Pre-arrival goods information and risk analysis will allow early identification of security threats and help customs intervene at the most appropriate time in the supply chain.

Thus, more effectively safeguarding the safety and security of EU Customs, enhancing protection for EU citizens and the domestic market against terrorist threats; enabling EU Customs to identify high-risk shipments earlier and intervene at the most appropriate time in the supply chain.

Exporters to the EU are responsible for the legal accuracy, completeness, and timeliness of the information declared on the import summary declaration. Therefore, businesses need to be aware of certain information requirements on the declaration, specifically:

Firstly, declare the HS code (6 digits) of goods that have a commercial nature (Business-to-Business and Business-to-Customer transactions).

Secondly, declare the EORI registration and identification number (similar to a business code) of the recipient in the EU. Parties need to provide the Registration and Identification number to the person declaring the import summary declaration. Registration and Identification numbers can be verified on the EU Commission's website ( to ensure the information is accurate.

Thirdly, declare information about the Seller and Buyer (or owner of the goods in cases not involving commercial transactions) of the goods and their final destination in the European Union.

Fourthly, there must be a full and understandable description of the goods so that customs can accurately identify the goods.
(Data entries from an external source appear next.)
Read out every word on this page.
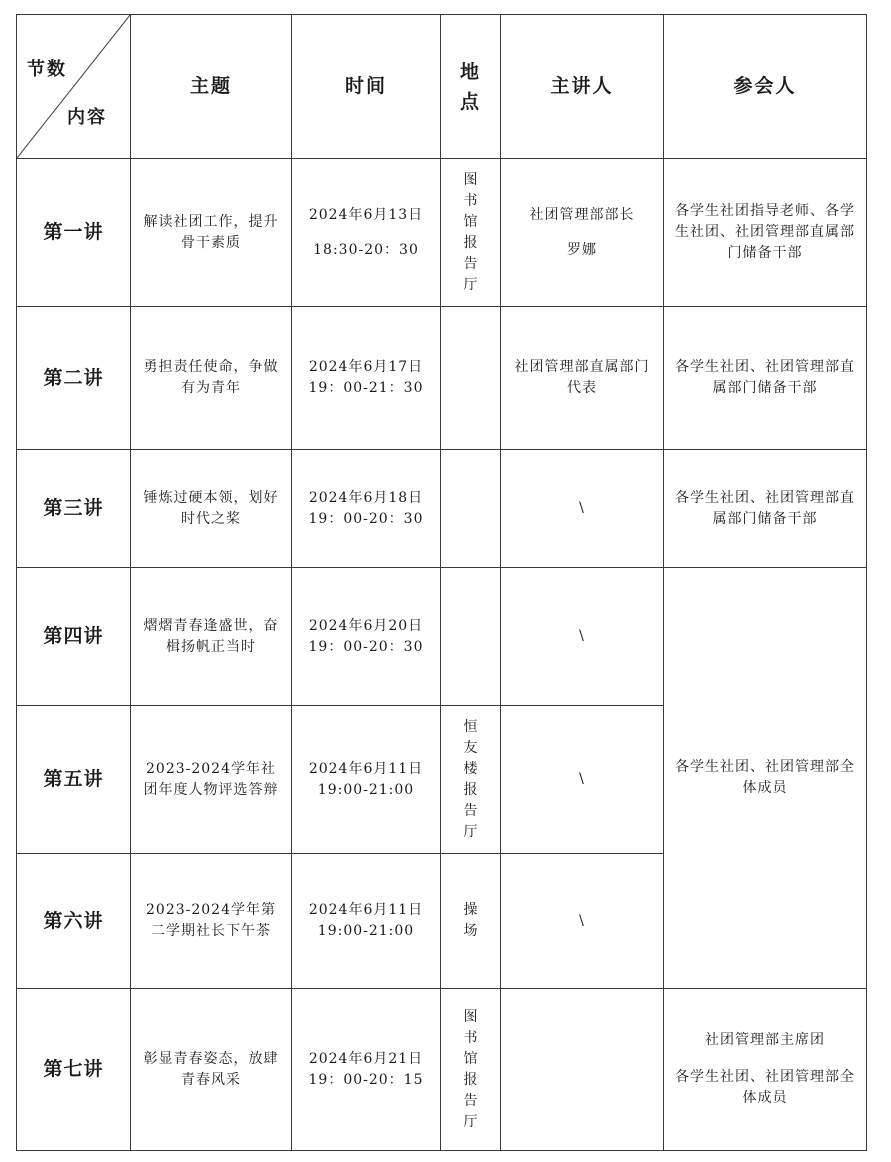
节数
内容	主题	时间	地点	主讲人	参会人
第一讲	解读社团工作，提升骨干素质	2024年6月13日
18:30-20：30	图书馆报告厅	社团管理部部长
罗娜	各学生社团指导老师、各学生社团、社团管理部直属部门储备干部
第二讲	勇担责任使命，争做有为青年	2024年6月17日
19：00-21：30		社团管理部直属部门代表	各学生社团、社团管理部直属部门储备干部
第三讲	锤炼过硬本领，划好时代之桨	2024年6月18日
19：00-20：30		\	各学生社团、社团管理部直属部门储备干部
第四讲	熠熠青春逢盛世，奋楫扬帆正当时	2024年6月20日
19：00-20：30		\	各学生社团、社团管理部全体成员
第五讲	2023-2024学年社团年度人物评选答辩	2024年6月11日
19:00-21:00	恒友楼报告厅	\	
第六讲	2023-2024学年第二学期社长下午茶	2024年6月11日
19:00-21:00	操场	\	
第七讲	彰显青春姿态，放肆青春风采	2024年6月21日
19：00-20：15	图书馆报告厅		社团管理部主席团
各学生社团、社团管理部全体成员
Data submission can be in the form of a complete declaration if the submitting party has all the necessary data, or ENS data may be submitted multiple times if more than one part of the ENS data is submitted by different parties in the supply chain.

EU Customs may refuse an ENS declaration if information is missing or risk mitigation measures are required before loading the goods onto the ship or before the goods arrive, requiring the declarant to provide the necessary data, for example, in cases of inaccurate data.